Les voyageurs se rendant au Canada par voie terrestre ou maritime, les binationaux franco-canadiens (qui doivent disposer impérativement d’un passeport canadien valide) et les résidents permanents du Canada ne sont pas concernés par l’AVE.

L’obtention d’un visa ou d’une AVE ne garantit pas l’entrée sur le territoire canadien. Les agents d’Immigration Canada font preuve d’une grande vigilance et peuvent refuser l’entrée sur le territoire en cas de doute sur le motif du séjour des voyageurs. Ils ont tout pouvoir pour décider d’un refoulement immédiat à la frontière, éventuellement pour infliger une interdiction de territoire pour une durée donnée.

L’ensemble du territoire canadien figure en vigilance normale selon le MEAE (fiche mise à jour au 9 avril 2026).

Il est fortement recommandé de souscrire une assurance médicale couvrant les frais de soins et de rapatriement, ceux-ci n’étant pas pris en charge pour les non-résidents.

Source : MEAE – Conseils aux voyageurs Canada (mis à jour au 09/04/2026), Ambassade de France au Canada (mis à jour le 13/02/2026).

Y travailler

Le marché du travail

En février 2026, l’emploi a diminué de 84 000 postes (-0,4 %) et le taux de chômage a progressé à 6,7 %, dans un contexte marqué par les incertitudes liées à la guerre commerciale avec les États-Unis. Le marché du travail a rencontré des difficultés en 2025, en partie en raison de l’incertitude économique causée par la menace ou l’imposition de droits de douane sur les exportations vers les États-Unis.
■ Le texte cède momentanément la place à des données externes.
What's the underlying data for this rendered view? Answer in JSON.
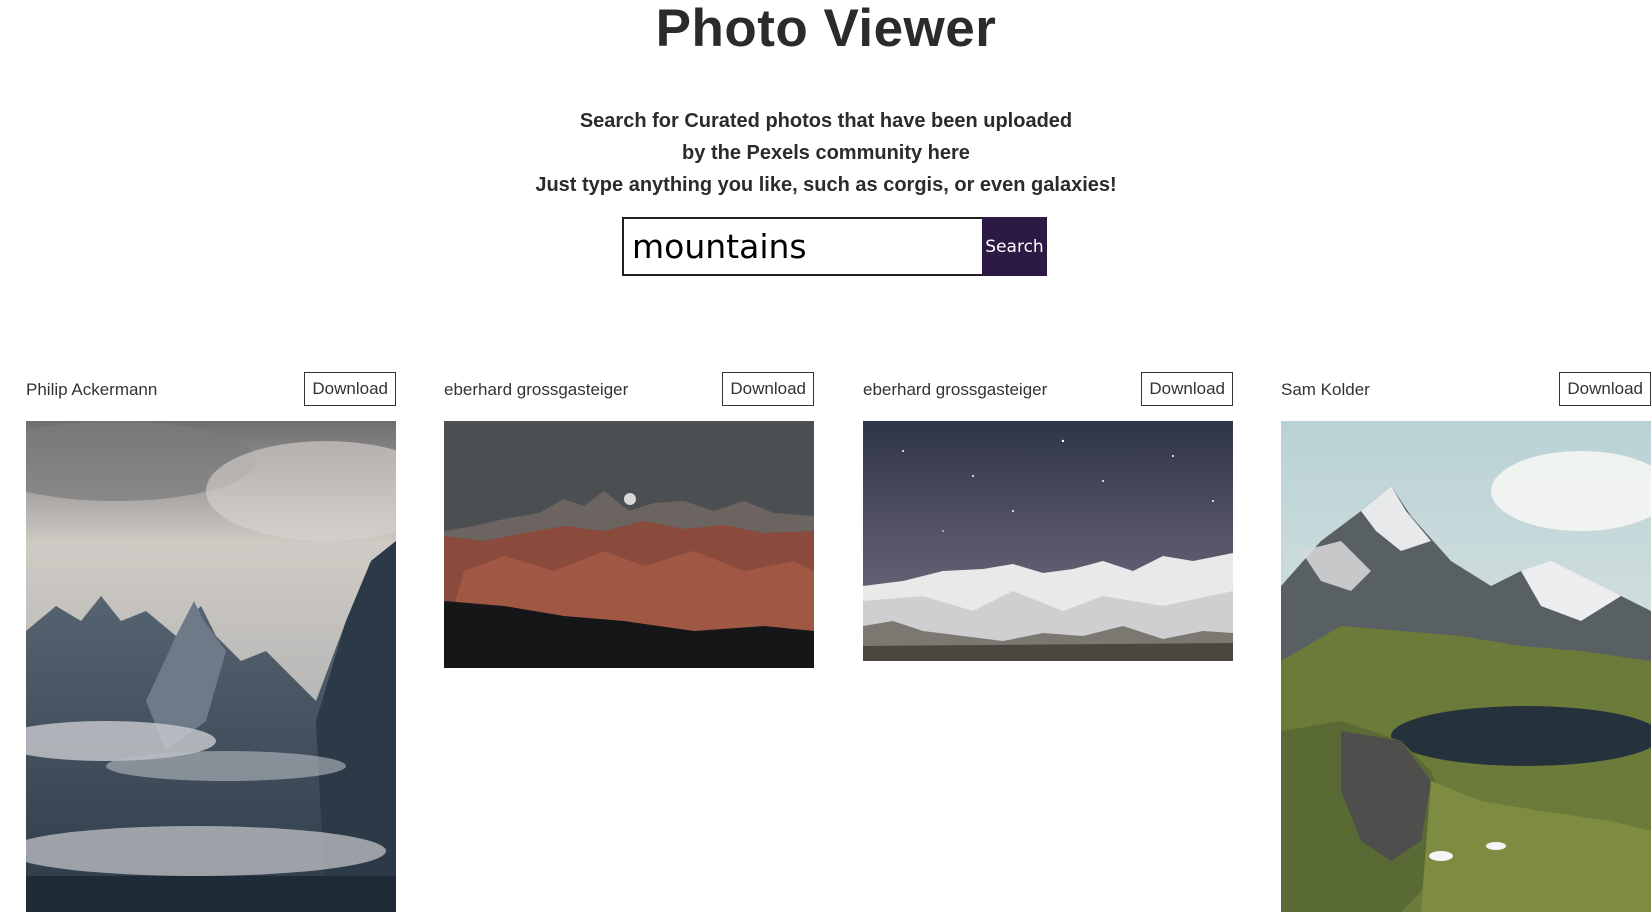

Parmi les 1,5 million de chômeurs en février 2026, 22,8 % étaient des chômeurs de longue durée (27 semaines ou plus), une proportion nettement supérieure à la moyenne pré-pandémique de 17,1 %.

Les opportunités d’emploi sont par ailleurs plus importantes dans le Canada anglophone que dans la province de Québec, bien que le taux de chômage au Québec (5,4 % en décembre 2025) reste le plus bas au Canada. Le Canada pratique une politique d’immigration sélective. Une maîtrise de l’anglais est souhaitable car elle élargit les possibilités d’emploi.

Principaux secteurs porteurs : industrie aérospatiale, agroalimentaire, automobile, chimie, technologies de l’information et des communications (TIC), pétrole et gaz, biotechnologie, santé et soins à la personne, appareils médicaux, industrie pharmaceutique et matières plastiques.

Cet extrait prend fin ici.